As for inflation: let's consider two charts I made way back in 2007:
Here's the symmetrical decline I anticipated, adjusted for inflation:
I think Peter is absolutely correct to anticipate inflation as one probably scenario; after all, printing and borrowing trillions of dollars and then unleashing that torrent into the U.S. economy (let's throw risk management to the winds once again and hope it turns out wonderfully this time!) has a good chance of sparking inflation.
On the other hand, if the Depression sees the loss of 30 million jobs then the ability of people to buy homes will be severely constrained--and Peter's deflation scenario comes into play.

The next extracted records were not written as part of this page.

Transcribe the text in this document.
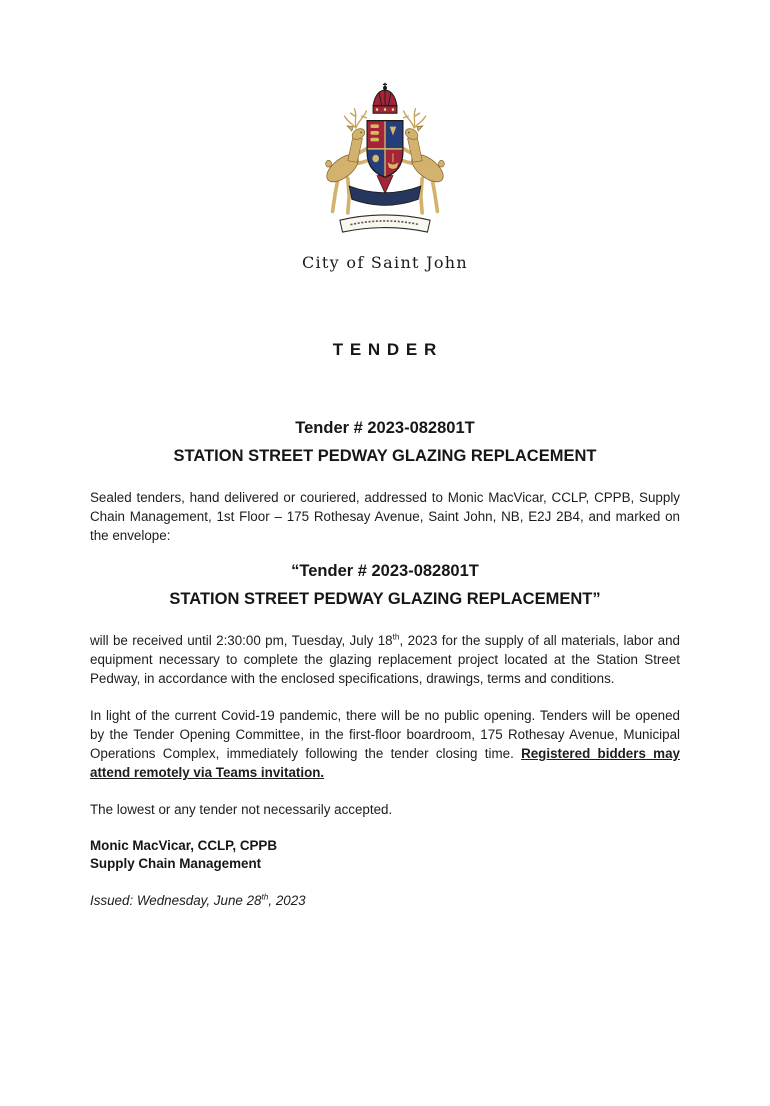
City of Saint John
T E N D E R
Tender # 2023-082801T
STATION STREET PEDWAY GLAZING REPLACEMENT

Sealed tenders, hand delivered or couriered, addressed to Monic MacVicar, CCLP, CPPB, Supply Chain Management, 1st Floor – 175 Rothesay Avenue, Saint John, NB, E2J 2B4, and marked on the envelope:

“Tender # 2023-082801T
STATION STREET PEDWAY GLAZING REPLACEMENT”

will be received until 2:30:00 pm, Tuesday, July 18th, 2023 for the supply of all materials, labor and equipment necessary to complete the glazing replacement project located at the Station Street Pedway, in accordance with the enclosed specifications, drawings, terms and conditions.

In light of the current Covid-19 pandemic, there will be no public opening. Tenders will be opened by the Tender Opening Committee, in the first-floor boardroom, 175 Rothesay Avenue, Municipal Operations Complex, immediately following the tender closing time. Registered bidders may attend remotely via Teams invitation.

The lowest or any tender not necessarily accepted.

Monic MacVicar, CCLP, CPPB
Supply Chain Management

Issued: Wednesday, June 28th, 2023
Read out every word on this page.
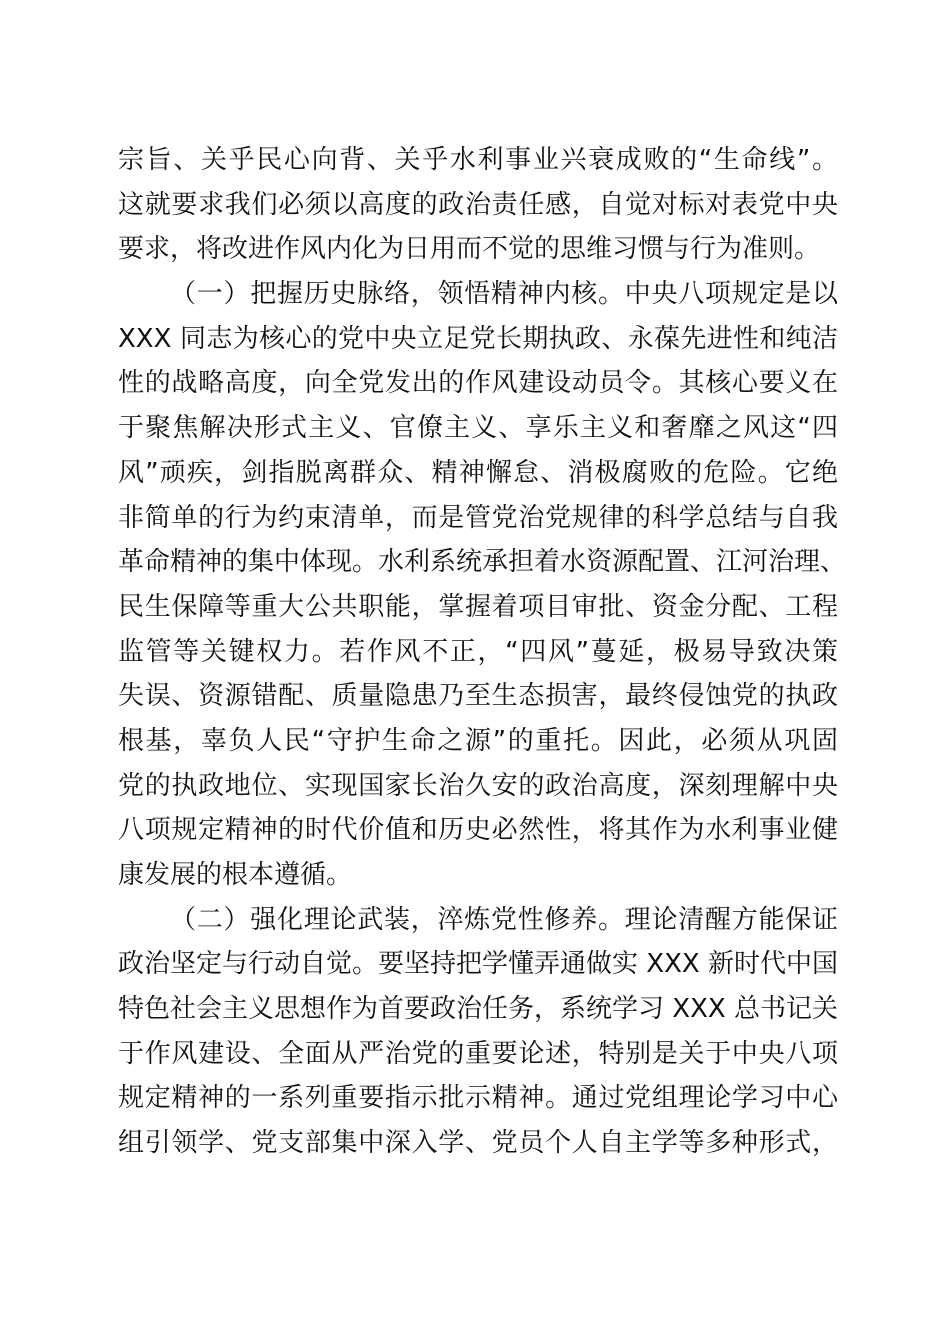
宗旨、关乎民心向背、关乎水利事业兴衰成败的“生命线”。
这就要求我们必须以高度的政治责任感，自觉对标对表党中央
要求，将改进作风内化为日用而不觉的思维习惯与行为准则。
（一）把握历史脉络，领悟精神内核。中央八项规定是以
XXX 同志为核心的党中央立足党长期执政、永葆先进性和纯洁
性的战略高度，向全党发出的作风建设动员令。其核心要义在
于聚焦解决形式主义、官僚主义、享乐主义和奢靡之风这“四
风”顽疾，剑指脱离群众、精神懈怠、消极腐败的危险。它绝
非简单的行为约束清单，而是管党治党规律的科学总结与自我
革命精神的集中体现。水利系统承担着水资源配置、江河治理、
民生保障等重大公共职能，掌握着项目审批、资金分配、工程
监管等关键权力。若作风不正，“四风”蔓延，极易导致决策
失误、资源错配、质量隐患乃至生态损害，最终侵蚀党的执政
根基，辜负人民“守护生命之源”的重托。因此，必须从巩固
党的执政地位、实现国家长治久安的政治高度，深刻理解中央
八项规定精神的时代价值和历史必然性，将其作为水利事业健
康发展的根本遵循。
（二）强化理论武装，淬炼党性修养。理论清醒方能保证
政治坚定与行动自觉。要坚持把学懂弄通做实 XXX 新时代中国
特色社会主义思想作为首要政治任务，系统学习 XXX 总书记关
于作风建设、全面从严治党的重要论述，特别是关于中央八项
规定精神的一系列重要指示批示精神。通过党组理论学习中心
组引领学、党支部集中深入学、党员个人自主学等多种形式，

Bottom line: it's impossible to accurately predict which scenario plays out. We might well get a "hybrid scenario" few expect in which the cost (in dollars) of FEW resources (food, energy, water) rise due to shortages and a severe decline in the dollar while at the same time debt-dependent assets like real estate continue deflating as the cost of borrowing skyrockets along with unemployment.
And while I appreciate the humor in Peter's last paragraph, it makes a very serious point: moral hazard has been impaired by the Fed and Treasury bailouts. No doubt the idea that the government will bail out future risky plays and loans which go bad is rattling around in a lot of feverish brains.
As for the "walk away" scenario: in a Depression, replacing the capital lost by walking away may not be easily replaced. "Walking away" from a 3% down FHA loan is one thing but walking away from 20% down is another.
Bottom line: housing is completely and utterly dependent on two factors: employment and low-cost abundant money. If jobs vanish and money dries up/becomes expensive (for a variety of reasons covered here before) then the value of housing could easily fall well below the prices fetched in the go-go decade of the 1990s.
It's worth recalling that the 25-year rise in housing corresponds with the 1982-2007 Bull market and borrowing frenzy (Federal, commercial and household) and the progression of the massive Baby Boom generation from college kids to home buyers. Now, those 60 million Boomers are proceeding to empty nesters/newly impoverished people facing the future with fewer assets than expected. It doesn't take much to anticipate an imbalance in which there are more sellers than buyers for years to come.
As these generational trends reverse, then to expect housing to act as it did in the previous 25 years is unrealistic. Housing may act as a hedge against inflation as it did in the 1970s; but since there is no giant pool of 60 million young buyers itching to buy, it may not follow the 1970s model.
Furthermore, since housing must be bought with borrowed money, employment and the cost and availability of money are the prime movers of pricing and liquidity. In a era of rising unemployment and rising interest rates, housing may not be the hedge of choice it was in the 1970s.